Les médias ont ressorti les clips des déclarations les plus sensationnelles de cette commentatrice et spécialiste du marketing à la fois photogénique et volubile, âgée de 41 ans. On l'a notamment vue comparer la masturbation à l'adultère, admettre avoir tâté de la sorcellerie à l'adolescence et qualifier l'évolution de «mythe», lors d'émissions de télévision entre 1996 et 1999.

Et ce n'est pas fini. L'humoriste et animateur de HBO Bill Maher a promis de diffuser une vidéo compromettante de Christine O'Donnell par semaine, et ce, jusqu'à ce qu'elle accepte de venir sur le plateau de son émission Real Time. Il a l'embarras du choix. La pasionaria des valeurs chrétiennes et nouvelle égérie du Tea Party a participé à son ancienne émission, Politically Incorrect, à 22 reprises.

Mais au Delaware, petit État de 885 000 habitants coincé entre le New Jersey et le Maryland, les supporteurs de la candidate républicaine accueillent avec des haussements d'épaules la dérision de ce qu'ils appellent les «élites». Et ils prédisent une autre surprise le 2 novembre, date des élections de mi-mandat aux États-Unis.

«Je crois sincèrement que les pontes et les experts politiques n'ont pas encore saisi ce qui se passe», dit Russ Murphy, fondateur et directeur du groupe 9-12 Delaware Patriots, en buvant un café dans un restaurant situé en face de la piste internationale de Dover, où se tiennent des épreuves de la série NASCAR.

Inspiré par Glenn Beck

«Les gens en ont ras-le-bol du statu quo politique», ajoute ce vétéran du Vietnam qui ne fait pas ses 66 ans avec sa veste en cuir, ses cheveux encore blonds et ses yeux bleus vifs.

Peu de temps après avoir pris sa retraite comme routier - il avait auparavant travaillé pendant plusieurs années comme gardien de sécurité dans une centrale nucléaire -, Russ Murphy s'est inspiré du Projet 9-12 (neuf «valeurs» et 12 «principes») de l'animateur de Fox News Glenn Beck pour fonder son groupe de patriotes, qui revendique aujourd'hui plus de 3000 membres.

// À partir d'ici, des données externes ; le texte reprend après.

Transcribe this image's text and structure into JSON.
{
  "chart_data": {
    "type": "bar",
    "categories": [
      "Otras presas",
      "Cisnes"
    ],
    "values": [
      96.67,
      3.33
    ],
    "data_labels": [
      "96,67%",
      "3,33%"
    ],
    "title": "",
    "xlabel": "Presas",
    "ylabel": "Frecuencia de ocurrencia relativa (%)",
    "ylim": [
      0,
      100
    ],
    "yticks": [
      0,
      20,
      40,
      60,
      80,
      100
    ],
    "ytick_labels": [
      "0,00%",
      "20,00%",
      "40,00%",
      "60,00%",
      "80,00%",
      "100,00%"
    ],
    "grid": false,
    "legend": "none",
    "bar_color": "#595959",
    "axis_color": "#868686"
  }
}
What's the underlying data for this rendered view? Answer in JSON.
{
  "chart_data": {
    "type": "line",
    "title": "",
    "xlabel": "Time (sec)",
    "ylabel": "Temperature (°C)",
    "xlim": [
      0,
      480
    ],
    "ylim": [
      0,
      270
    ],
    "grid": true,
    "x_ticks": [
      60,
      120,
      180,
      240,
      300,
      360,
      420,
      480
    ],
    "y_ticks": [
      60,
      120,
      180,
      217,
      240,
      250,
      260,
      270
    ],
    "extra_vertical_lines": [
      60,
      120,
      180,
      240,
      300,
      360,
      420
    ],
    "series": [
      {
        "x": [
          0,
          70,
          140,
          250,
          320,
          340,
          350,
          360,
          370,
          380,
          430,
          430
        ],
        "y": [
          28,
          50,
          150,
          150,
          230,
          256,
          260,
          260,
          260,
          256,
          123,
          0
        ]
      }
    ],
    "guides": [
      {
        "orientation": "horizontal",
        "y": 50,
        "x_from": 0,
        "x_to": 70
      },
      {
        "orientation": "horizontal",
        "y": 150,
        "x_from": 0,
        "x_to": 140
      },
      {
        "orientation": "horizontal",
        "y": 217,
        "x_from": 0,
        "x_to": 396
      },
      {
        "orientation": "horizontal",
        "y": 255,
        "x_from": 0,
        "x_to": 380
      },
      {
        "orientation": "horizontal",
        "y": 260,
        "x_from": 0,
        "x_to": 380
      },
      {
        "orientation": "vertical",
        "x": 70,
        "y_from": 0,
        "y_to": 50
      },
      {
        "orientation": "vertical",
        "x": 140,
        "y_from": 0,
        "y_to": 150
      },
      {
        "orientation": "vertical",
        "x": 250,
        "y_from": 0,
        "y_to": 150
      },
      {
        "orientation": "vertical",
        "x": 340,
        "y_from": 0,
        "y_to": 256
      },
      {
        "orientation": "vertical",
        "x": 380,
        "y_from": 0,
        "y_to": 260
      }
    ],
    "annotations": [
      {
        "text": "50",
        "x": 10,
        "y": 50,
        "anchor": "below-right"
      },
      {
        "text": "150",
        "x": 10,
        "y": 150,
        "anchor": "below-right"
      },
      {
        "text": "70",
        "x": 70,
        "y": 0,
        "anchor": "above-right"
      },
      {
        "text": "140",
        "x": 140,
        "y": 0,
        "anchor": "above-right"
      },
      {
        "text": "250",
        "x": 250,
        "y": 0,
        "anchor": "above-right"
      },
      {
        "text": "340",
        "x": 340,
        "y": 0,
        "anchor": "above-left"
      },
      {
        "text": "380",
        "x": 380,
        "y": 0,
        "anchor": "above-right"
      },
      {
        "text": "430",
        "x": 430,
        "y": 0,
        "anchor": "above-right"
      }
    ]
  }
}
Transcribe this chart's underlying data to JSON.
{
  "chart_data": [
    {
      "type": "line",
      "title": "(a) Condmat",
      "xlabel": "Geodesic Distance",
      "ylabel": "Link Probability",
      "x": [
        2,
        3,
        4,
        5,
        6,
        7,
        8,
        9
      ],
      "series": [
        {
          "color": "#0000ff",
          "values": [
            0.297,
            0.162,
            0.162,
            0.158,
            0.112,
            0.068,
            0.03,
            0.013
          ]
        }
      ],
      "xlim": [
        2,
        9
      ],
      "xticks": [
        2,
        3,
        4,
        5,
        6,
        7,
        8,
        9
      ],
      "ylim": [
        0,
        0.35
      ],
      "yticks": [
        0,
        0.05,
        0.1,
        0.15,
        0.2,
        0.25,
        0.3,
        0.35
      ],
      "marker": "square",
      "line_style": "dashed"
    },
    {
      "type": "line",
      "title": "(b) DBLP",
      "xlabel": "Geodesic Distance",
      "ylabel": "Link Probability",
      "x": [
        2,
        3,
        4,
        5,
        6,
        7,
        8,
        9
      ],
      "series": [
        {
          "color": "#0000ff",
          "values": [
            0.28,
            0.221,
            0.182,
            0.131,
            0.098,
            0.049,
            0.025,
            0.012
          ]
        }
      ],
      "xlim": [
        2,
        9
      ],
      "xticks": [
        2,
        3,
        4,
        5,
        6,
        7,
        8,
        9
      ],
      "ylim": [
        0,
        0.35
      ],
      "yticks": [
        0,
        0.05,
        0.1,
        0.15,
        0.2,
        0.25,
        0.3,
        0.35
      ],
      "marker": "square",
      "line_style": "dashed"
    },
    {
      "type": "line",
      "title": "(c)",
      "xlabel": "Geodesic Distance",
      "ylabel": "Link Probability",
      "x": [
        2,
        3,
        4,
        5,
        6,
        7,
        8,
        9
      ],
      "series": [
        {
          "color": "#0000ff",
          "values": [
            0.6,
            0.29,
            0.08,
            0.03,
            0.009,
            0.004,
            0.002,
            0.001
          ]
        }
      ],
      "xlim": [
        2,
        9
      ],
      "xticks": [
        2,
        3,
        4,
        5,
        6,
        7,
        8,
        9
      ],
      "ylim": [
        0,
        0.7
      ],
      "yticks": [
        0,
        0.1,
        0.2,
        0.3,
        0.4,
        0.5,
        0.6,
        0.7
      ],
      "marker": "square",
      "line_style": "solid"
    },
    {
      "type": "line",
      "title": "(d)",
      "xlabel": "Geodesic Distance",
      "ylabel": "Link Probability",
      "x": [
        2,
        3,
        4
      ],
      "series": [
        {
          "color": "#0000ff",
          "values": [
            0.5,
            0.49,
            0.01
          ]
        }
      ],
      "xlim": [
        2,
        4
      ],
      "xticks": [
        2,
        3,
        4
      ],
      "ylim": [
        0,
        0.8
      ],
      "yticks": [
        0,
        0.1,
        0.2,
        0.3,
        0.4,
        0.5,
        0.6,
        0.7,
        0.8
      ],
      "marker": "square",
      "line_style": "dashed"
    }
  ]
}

«L'establishment actuel ne tient aucunement compte de la Constitution», dit-il en expliquant sa décision de s'engager pour la première fois de sa vie dans une cause politique. «J'ai l'impression qu'on cherche à nous imposer un gouvernement mondial», ajoute-t-il en accusant Barack Obama de détruire «le rêve américain».

Le soir de sa victoire-surprise, Christine O'Donnell a invité Murphy à prendre la parole devant ses supporteurs, reconnaissant explicitement le rôle de groupes comme le sien dans la mobilisation de l'électorat conservateur. Son succès inattendu participe d'un phénomène qui a permis à plusieurs autres candidats anti-establishment de triompher dans des primaires républicaines tenues d'un bout à l'autre des États-Unis depuis le début de l'année.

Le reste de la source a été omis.